Wie war das Ver­hält­nis zur Poli­tik am Beginn Ihrer Tätig­keit?
Es war ein­fa­cher und per­sön­li­cher. Viel weni­ger Men­schen als heute haben poli­ti­sche Ent­schei­dungs­ge­walt gehabt. Heute haben Büro­kra­ten, Tech­no­kra­ten und vor allem die Medien einen unglaub­li­chen Ein­fluss auf die sach­li­che und poli­ti­sche Arbeit und Ent­schei­dung und zwar kei­nen guten. Ich kri­ti­siere hier beson­ders die Medien, die ja mit ihrer Kri­tik an poli­tisch Ver­ant­wort­li­chen wei­tere Unzu­frie­den­heit bewusst pro­vo­zie­ren. Ich bedaure es außer­or­dent­lich, dass in Öster­reich keine Dis­kus­sion über die poli­ti­sche Ver­ant­wor­tung der Medien geführt wird, deren Auf­de­cker­funk­tion jedoch posi­tiv zu bewer­ten ist.

Wel­che Posi­tion haben Sie der Poli­tik gegen­über ver­tre­ten?
Ich glaube, dass es ganz wich­tig ist, dass man auf die Frei­be­ruf­lich­keit und damit die berufs­aus­übende Unab­hän­gig­keit und Eigen­ver­ant­wort­lich­keit der Ärz­tin­nen und Ärzte, egal ob nie­der­ge­las­sene oder ange­stellte Ärz­tin­nen und Ärzte, ganz beson­ders Wert legen sollte. Das ist in mei­nen Augen der Hebel für alles. Wenn man das ver­folgt, dann erge­ben sich dar­aus schon die rich­ti­gen Folgen.

Wo lie­gen die Her­aus­for­de­run­gen des Gesund­heits­we­sens in Zukunft ganz gene­rell?

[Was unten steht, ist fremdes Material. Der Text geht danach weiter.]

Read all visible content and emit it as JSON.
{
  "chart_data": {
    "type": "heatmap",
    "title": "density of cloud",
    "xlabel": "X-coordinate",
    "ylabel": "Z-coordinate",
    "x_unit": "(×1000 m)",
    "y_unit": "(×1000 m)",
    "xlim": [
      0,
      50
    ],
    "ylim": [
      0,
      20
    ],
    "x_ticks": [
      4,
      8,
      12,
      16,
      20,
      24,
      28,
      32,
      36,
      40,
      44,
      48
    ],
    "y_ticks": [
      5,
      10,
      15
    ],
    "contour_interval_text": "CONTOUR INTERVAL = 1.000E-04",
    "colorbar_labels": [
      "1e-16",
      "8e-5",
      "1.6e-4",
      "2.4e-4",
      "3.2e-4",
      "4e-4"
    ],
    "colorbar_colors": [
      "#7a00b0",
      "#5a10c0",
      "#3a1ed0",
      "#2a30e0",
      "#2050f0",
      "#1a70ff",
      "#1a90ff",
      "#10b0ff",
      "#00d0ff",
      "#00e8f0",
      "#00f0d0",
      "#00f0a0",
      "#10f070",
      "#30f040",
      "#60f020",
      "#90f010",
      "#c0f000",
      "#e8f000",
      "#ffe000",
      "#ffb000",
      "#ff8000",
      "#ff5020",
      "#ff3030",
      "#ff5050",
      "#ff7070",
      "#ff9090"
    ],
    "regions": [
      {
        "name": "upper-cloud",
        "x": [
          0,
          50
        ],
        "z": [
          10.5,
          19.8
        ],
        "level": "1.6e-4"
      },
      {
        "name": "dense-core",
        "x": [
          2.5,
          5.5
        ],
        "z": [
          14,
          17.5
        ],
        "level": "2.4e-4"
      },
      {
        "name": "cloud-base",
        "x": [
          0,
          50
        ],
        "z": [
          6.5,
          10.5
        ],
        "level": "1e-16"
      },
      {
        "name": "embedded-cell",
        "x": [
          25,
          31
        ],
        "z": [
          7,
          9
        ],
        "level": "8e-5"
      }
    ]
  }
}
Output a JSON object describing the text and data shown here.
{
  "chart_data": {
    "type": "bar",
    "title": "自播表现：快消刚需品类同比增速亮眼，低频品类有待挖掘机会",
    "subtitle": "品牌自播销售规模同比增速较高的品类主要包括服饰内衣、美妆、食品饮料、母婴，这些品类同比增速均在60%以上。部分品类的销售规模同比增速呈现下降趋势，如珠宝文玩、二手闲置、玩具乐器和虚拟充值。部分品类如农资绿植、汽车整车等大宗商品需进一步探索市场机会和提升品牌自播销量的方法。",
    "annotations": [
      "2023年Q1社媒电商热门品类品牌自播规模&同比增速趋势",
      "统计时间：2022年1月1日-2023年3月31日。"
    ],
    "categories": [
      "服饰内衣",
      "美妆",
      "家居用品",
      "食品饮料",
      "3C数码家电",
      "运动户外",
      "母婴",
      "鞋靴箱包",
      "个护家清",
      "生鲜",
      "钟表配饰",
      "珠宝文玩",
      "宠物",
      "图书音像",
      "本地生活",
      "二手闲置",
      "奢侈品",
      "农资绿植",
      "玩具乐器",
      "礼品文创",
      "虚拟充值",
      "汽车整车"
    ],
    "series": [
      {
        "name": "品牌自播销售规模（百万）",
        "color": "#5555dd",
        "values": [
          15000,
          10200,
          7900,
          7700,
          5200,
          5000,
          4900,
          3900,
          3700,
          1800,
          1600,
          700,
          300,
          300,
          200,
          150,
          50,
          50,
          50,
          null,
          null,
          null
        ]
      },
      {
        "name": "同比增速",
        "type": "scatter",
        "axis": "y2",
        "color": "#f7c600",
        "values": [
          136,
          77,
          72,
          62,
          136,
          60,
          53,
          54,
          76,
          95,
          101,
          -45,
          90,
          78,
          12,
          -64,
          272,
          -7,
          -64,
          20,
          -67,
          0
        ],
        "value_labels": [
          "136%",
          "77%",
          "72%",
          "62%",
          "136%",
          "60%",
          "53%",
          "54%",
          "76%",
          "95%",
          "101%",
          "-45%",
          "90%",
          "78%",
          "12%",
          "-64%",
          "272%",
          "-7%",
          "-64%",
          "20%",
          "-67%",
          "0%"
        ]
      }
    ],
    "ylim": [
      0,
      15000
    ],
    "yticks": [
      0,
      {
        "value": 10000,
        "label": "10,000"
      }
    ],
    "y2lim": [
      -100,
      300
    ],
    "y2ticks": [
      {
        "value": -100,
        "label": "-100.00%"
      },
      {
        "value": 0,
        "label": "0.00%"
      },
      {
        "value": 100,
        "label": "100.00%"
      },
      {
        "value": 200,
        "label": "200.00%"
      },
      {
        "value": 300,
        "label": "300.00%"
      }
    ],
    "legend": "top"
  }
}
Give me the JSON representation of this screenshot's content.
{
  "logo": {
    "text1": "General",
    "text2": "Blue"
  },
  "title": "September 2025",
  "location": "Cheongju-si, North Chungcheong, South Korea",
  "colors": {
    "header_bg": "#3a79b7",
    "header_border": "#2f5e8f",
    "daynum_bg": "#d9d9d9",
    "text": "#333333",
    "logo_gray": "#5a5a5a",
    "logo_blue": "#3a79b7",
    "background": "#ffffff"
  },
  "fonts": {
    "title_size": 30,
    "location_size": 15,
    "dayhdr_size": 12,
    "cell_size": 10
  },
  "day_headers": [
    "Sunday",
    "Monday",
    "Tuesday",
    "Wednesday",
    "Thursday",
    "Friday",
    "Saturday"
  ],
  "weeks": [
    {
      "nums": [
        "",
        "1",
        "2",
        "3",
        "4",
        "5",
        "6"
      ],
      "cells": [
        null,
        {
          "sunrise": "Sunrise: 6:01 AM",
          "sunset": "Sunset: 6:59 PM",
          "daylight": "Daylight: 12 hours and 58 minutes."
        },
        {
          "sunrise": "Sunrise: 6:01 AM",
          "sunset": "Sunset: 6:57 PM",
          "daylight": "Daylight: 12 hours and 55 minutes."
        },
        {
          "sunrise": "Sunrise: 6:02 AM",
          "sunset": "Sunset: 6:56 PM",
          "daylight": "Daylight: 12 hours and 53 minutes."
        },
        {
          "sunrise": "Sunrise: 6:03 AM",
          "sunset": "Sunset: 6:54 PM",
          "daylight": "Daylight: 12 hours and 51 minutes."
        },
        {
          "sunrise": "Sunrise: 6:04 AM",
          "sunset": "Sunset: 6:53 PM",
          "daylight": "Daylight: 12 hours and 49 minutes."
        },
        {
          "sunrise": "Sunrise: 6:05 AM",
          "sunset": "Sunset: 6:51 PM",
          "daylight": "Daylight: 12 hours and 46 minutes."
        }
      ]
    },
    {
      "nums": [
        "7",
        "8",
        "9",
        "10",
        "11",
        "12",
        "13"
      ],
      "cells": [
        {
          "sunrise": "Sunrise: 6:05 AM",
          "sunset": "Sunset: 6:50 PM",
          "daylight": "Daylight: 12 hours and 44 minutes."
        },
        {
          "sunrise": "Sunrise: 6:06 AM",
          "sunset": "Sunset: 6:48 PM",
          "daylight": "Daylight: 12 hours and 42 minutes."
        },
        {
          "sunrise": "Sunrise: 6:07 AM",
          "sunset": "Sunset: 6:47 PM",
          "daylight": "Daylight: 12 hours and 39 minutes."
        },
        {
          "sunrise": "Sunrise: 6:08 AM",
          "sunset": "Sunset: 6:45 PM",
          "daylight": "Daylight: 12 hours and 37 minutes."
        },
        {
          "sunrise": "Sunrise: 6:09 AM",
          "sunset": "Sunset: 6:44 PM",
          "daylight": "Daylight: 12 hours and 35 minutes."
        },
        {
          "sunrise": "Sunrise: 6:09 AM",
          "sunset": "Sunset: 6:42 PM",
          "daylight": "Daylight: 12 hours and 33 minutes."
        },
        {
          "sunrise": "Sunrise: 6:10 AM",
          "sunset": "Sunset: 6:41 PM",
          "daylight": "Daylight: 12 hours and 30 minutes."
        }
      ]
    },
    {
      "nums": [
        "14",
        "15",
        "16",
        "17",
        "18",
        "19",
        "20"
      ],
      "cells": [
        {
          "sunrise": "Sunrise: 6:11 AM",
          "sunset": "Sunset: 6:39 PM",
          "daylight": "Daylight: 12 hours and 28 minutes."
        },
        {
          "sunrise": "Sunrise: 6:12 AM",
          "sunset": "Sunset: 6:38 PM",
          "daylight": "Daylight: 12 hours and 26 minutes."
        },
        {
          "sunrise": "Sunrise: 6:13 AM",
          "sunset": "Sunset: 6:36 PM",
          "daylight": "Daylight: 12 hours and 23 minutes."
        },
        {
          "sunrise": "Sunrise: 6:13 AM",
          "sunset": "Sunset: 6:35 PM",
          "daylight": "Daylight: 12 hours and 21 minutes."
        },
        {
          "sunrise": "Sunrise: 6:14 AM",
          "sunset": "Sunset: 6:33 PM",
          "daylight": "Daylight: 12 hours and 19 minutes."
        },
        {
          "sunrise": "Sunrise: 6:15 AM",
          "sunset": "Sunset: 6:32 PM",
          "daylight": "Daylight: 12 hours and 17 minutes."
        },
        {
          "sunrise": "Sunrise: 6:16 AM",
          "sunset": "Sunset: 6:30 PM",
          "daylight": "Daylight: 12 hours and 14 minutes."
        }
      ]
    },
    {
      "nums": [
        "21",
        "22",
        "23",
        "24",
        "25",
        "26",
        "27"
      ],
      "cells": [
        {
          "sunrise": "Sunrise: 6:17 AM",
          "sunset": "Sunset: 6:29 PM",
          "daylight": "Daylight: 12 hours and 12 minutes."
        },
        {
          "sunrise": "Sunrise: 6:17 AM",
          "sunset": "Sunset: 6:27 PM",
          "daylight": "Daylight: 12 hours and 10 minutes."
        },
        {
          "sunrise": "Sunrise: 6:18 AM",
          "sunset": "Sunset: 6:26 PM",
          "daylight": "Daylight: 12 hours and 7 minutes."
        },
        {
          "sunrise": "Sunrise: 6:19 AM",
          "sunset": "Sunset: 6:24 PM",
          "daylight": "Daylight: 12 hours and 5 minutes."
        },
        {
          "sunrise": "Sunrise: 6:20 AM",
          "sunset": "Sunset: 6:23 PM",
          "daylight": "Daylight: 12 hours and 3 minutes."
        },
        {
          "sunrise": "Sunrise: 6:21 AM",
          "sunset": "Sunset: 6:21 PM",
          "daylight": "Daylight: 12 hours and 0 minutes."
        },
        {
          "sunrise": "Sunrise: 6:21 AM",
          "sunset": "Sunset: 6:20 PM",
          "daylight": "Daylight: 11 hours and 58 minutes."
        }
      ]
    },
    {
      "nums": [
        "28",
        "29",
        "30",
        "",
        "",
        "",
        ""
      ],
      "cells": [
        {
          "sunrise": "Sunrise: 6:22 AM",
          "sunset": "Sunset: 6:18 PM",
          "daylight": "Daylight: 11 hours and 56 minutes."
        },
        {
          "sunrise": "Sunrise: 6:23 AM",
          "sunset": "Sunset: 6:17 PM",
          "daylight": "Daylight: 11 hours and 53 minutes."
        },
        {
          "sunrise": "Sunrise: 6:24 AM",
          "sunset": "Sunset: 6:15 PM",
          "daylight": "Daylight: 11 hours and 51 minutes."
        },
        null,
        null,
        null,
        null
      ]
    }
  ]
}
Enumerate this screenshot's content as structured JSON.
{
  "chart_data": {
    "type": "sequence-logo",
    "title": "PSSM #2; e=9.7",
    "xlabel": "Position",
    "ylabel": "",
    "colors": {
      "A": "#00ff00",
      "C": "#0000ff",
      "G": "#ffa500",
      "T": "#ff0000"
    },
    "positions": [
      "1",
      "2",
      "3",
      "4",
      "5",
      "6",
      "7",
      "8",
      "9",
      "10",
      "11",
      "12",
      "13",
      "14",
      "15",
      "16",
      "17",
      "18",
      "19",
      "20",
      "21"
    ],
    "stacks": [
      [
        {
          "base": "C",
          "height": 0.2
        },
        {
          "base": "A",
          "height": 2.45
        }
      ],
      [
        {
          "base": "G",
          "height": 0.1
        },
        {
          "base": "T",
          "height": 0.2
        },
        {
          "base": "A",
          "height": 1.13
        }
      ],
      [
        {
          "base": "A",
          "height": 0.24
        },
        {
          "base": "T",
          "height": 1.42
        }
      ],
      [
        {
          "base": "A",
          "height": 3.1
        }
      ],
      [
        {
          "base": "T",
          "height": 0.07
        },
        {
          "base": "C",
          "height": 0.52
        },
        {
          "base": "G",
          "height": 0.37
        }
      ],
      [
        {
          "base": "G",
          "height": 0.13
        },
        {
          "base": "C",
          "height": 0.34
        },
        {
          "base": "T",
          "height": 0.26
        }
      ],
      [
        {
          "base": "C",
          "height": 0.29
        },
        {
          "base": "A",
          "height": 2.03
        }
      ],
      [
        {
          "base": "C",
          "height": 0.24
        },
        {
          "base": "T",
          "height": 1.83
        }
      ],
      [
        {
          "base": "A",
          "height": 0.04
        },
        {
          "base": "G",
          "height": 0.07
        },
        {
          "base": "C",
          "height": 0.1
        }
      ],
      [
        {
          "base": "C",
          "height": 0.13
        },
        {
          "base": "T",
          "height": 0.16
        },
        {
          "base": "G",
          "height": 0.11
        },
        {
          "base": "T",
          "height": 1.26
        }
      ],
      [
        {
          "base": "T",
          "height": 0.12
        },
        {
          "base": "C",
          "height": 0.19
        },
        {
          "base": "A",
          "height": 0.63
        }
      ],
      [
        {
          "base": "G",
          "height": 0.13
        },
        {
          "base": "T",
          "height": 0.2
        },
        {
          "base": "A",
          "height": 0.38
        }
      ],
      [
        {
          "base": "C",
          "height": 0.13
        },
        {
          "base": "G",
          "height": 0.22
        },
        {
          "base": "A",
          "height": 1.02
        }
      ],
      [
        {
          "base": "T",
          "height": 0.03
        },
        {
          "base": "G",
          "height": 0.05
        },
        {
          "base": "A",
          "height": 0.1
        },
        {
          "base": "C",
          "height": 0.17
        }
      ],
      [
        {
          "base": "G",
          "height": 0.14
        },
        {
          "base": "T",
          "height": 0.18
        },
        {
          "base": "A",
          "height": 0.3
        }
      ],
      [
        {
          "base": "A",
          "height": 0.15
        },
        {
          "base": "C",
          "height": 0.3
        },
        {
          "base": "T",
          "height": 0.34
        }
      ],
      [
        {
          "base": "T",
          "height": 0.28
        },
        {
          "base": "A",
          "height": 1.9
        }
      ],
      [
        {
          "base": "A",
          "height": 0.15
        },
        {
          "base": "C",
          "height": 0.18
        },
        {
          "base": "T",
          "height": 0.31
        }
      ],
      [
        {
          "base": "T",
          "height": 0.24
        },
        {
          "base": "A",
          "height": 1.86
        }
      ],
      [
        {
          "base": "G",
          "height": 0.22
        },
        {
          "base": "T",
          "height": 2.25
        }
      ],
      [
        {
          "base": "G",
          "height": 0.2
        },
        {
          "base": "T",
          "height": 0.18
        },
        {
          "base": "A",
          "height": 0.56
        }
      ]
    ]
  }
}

Das Sys­tem wurde aus föde­ra­lis­ti­schem Eigen­sinn viel zu sehr spi­tals­las­tig orga­ni­siert und nun weiß man nicht so recht, wie davon weg­zu­kom­men ist. Der Spi­tals­sek­tor ist bei gleich­zei­ti­ger Auf­wer­tung des nie­der­ge­las­se­nen Berei­ches zu redi­men­sio­nie­ren. Vie­les könnte im nie­der­ge­las­se­nen Bereich gemacht wer­den, wenn man die­sen ent­spre­chend ent­wi­ckelt. Aber die jet­zige Füh­rung der sozia­len Kran­ken­ver­si­che­rung hat nichts Ande­res im Sinn, als den nie­der­ge­las­se­nen Sek­tor aus rein finanz­po­li­ti­schen Zie­len her­un­ter zu fah­ren. Und sie macht eben genau das nicht, was zur Spi­tals­ent­las­tung not­wen­dig wäre: neue Kas­sen­plan­stel­len, neue Kas­sen­ärzte, neue Grup­pen­pra­xen, neue Leis­tun­gen – obwohl wir das seit Jah­ren ver­lan­gen. Die soziale Kran­ken­ver­si­che­rung hat schlicht und ein­fach ver­sagt, wenn es darum geht, die Spi­tals­ent­las­tung zu ent­wi­ckeln. Viel­leicht sogar mit Absicht?